The following configuration settings can be set for a given instance:

Parameter

Description

Default value

Name

A friendly name of the instance e.g. Spark 3

Port

The port that the driver will open to communicate with Querona.

8400

Protocol

The protocol that the driver will use to exchange data with Querona. Possible values: Thrift, http

Thrift

Spark dialect

The dialect version used to communicate with the driver. Possible values: 2.0, 3.0.

Driver API key

The security key used to authenticate incoming requests - this must match the key given when configuring the connection to Spark. Using the default value is discouraged.

querona-key

Driver version

The version of the driver to be deployed to the instance - should match the used Spark version.

3.0.1

Delta Lake version

The version of Delta Lake libraries to use. Each Delta Lake version is compatible with one or more Spark versions. Setting to Auto instructs Querona to infer the latest compatible Delta Lake version from Spark binaries. Setting to None disables loading of Delta Lake libraries. For more information about Delta Lake and Spark compatibility see io.delta releases at.

3.0 (Spark 3.5)

SPARK_HOME

The root directory of Spark distribution used.

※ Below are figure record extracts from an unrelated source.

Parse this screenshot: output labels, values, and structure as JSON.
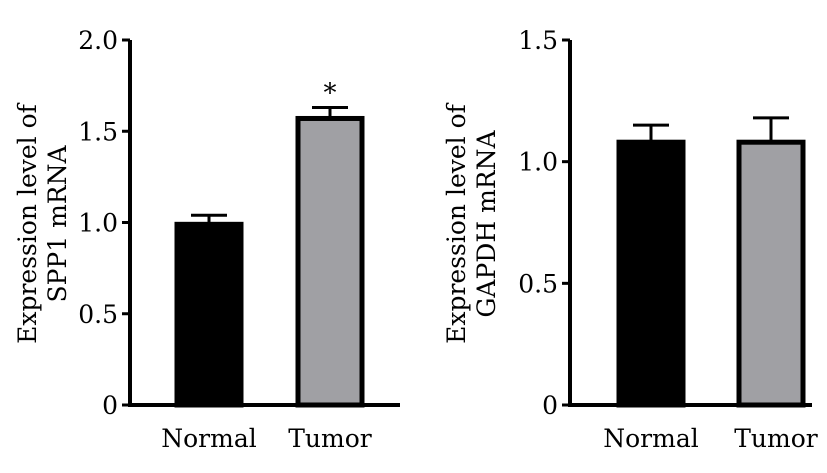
{
  "chart_data": [
    {
      "type": "bar",
      "title": "",
      "ylabel_lines": [
        "Expression level of",
        "SPP1 mRNA"
      ],
      "xlabel": "",
      "categories": [
        "Normal",
        "Tumor"
      ],
      "values": [
        0.99,
        1.57
      ],
      "errors": [
        0.05,
        0.06
      ],
      "significance": [
        "",
        "*"
      ],
      "bar_colors": [
        "#000000",
        "#a0a0a4"
      ],
      "ylim": [
        0,
        2.0
      ],
      "yticks": [
        0,
        0.5,
        1.0,
        1.5,
        2.0
      ],
      "ytick_labels": [
        "0",
        "0.5",
        "1.0",
        "1.5",
        "2.0"
      ],
      "grid": false,
      "legend": "none"
    },
    {
      "type": "bar",
      "title": "",
      "ylabel_lines": [
        "Expression level of",
        "GAPDH mRNA"
      ],
      "xlabel": "",
      "categories": [
        "Normal",
        "Tumor"
      ],
      "values": [
        1.08,
        1.08
      ],
      "errors": [
        0.07,
        0.1
      ],
      "significance": [
        "",
        ""
      ],
      "bar_colors": [
        "#000000",
        "#a0a0a4"
      ],
      "ylim": [
        0,
        1.5
      ],
      "yticks": [
        0,
        0.5,
        1.0,
        1.5
      ],
      "ytick_labels": [
        "0",
        "0.5",
        "1.0",
        "1.5"
      ],
      "grid": false,
      "legend": "none"
    }
  ]
}
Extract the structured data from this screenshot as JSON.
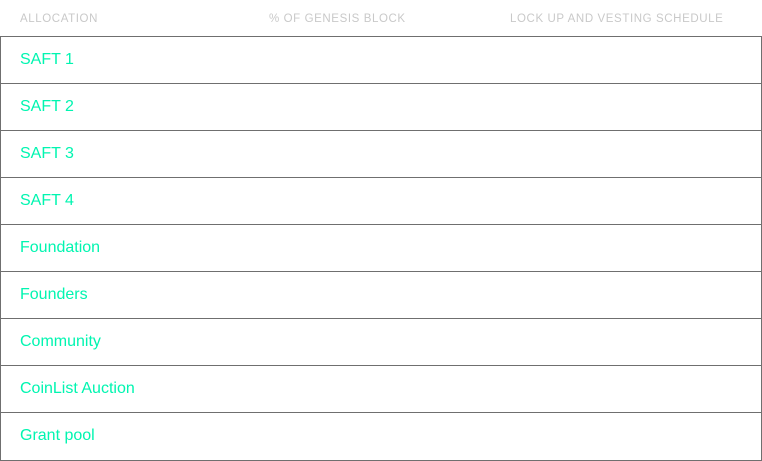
{
  "table": {
    "headers": [
      "ALLOCATION",
      "% OF GENESIS BLOCK",
      "LOCK UP AND VESTING SCHEDULE"
    ],
    "rows": [
      {
        "allocation": "SAFT 1",
        "percent": "",
        "schedule": ""
      },
      {
        "allocation": "SAFT 2",
        "percent": "",
        "schedule": ""
      },
      {
        "allocation": "SAFT 3",
        "percent": "",
        "schedule": ""
      },
      {
        "allocation": "SAFT 4",
        "percent": "",
        "schedule": ""
      },
      {
        "allocation": "Foundation",
        "percent": "",
        "schedule": ""
      },
      {
        "allocation": "Founders",
        "percent": "",
        "schedule": ""
      },
      {
        "allocation": "Community",
        "percent": "",
        "schedule": ""
      },
      {
        "allocation": "CoinList Auction",
        "percent": "",
        "schedule": ""
      },
      {
        "allocation": "Grant pool",
        "percent": "",
        "schedule": ""
      }
    ]
  },
  "colors": {
    "accent": "#00f5b0",
    "header_text": "#c9c9c9",
    "border": "#6f6f6f",
    "background": "#ffffff"
  }
}
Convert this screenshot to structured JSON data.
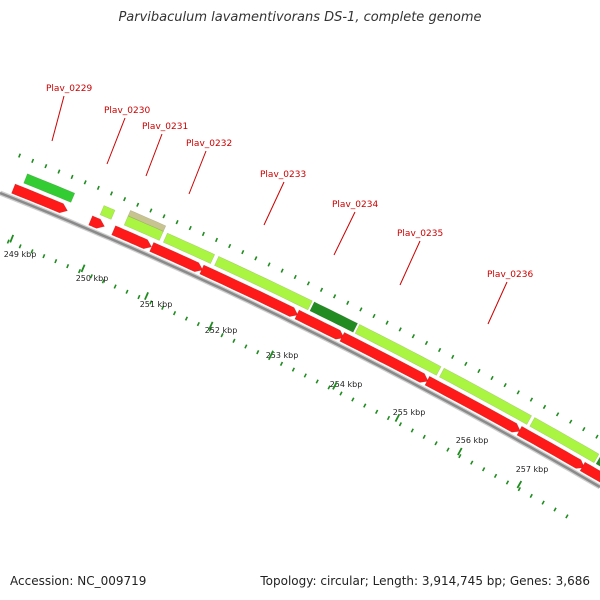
{
  "title": "Parvibaculum lavamentivorans DS-1, complete genome",
  "footer": {
    "accession": "Accession: NC_009719",
    "summary": "Topology: circular; Length: 3,914,745 bp; Genes: 3,686"
  },
  "colors": {
    "reverse_gene": "#ff1a1a",
    "forward_gene_light": "#aaf542",
    "forward_gene_green": "#33cc33",
    "forward_gene_dark": "#228b22",
    "forward_gene_tan": "#c8c490",
    "backbone": "#8a8a8a",
    "tick": "#1e8c1e",
    "label_red": "#cc0000"
  },
  "kbp_labels": [
    "249 kbp",
    "250 kbp",
    "251 kbp",
    "252 kbp",
    "253 kbp",
    "254 kbp",
    "255 kbp",
    "256 kbp",
    "257 kbp"
  ],
  "gene_labels": [
    "Plav_0229",
    "Plav_0230",
    "Plav_0231",
    "Plav_0232",
    "Plav_0233",
    "Plav_0234",
    "Plav_0235",
    "Plav_0236"
  ]
}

%PROGRAMDATA%\Querona\lib\spark\spark-3.5.1-bin-hadoop3

SPARK_CONF_DIR

The directory where Spark configuration is being stored

%PROGRAMDATA%\Querona\conf\spark

Log directory

The directory where Spark log files are being generated. No spaces allowed. See also: Disable Log Tracing

%PROGRAMDATA%\Querona\logs

Spark master

Spark Master URL

local[*]

Driver memory

Amount of memory to use for the driver process.

4g

Executor memory

Amount of memory to use per executor process

4g

Total executor cores

The number of cores to use on each executor

4

_JAVA_OPTIONS

Value of _JAVA_OPTIONS variable picked up by Spark. Note: setting too low like “-Xms1G” might trigger the following startup error: “‘Initial’ is not recognized as an internal or external command”

Autostart

Sets whether the given instance should be automatically started together with Querona.

False

Persistent

Sets whether the given instance should be left alive even the master Querona process is stopped.

False

Enable Log Tracing

Checking this flag will cause Querona to start tracing and forwarding Spark log entries. It’s useful when using a logging software such as SEQ, to have all logs in one place.

False

Advanced settings#

Querona stores a few configuration files in C:\ProgramData\Querona\conf\spark (by default).

File

Description

core-site.xml

Querona-specific HDFS configuration

hive-site.xml

Querona-specific Hive configuration

querona-site.xml

Querona configuration parameters

spark-env.cmd

Spark environment variables configuration

Adding a managed instance#

Navigate to Administer ‣ Spark Instances.

To add a new local Spark instance:

  1. Click the Add button

  2. Uniquely name your instance

  3. Set values of the required settings and Save

To access your new instance, you need to create a Connection configuration targeting it.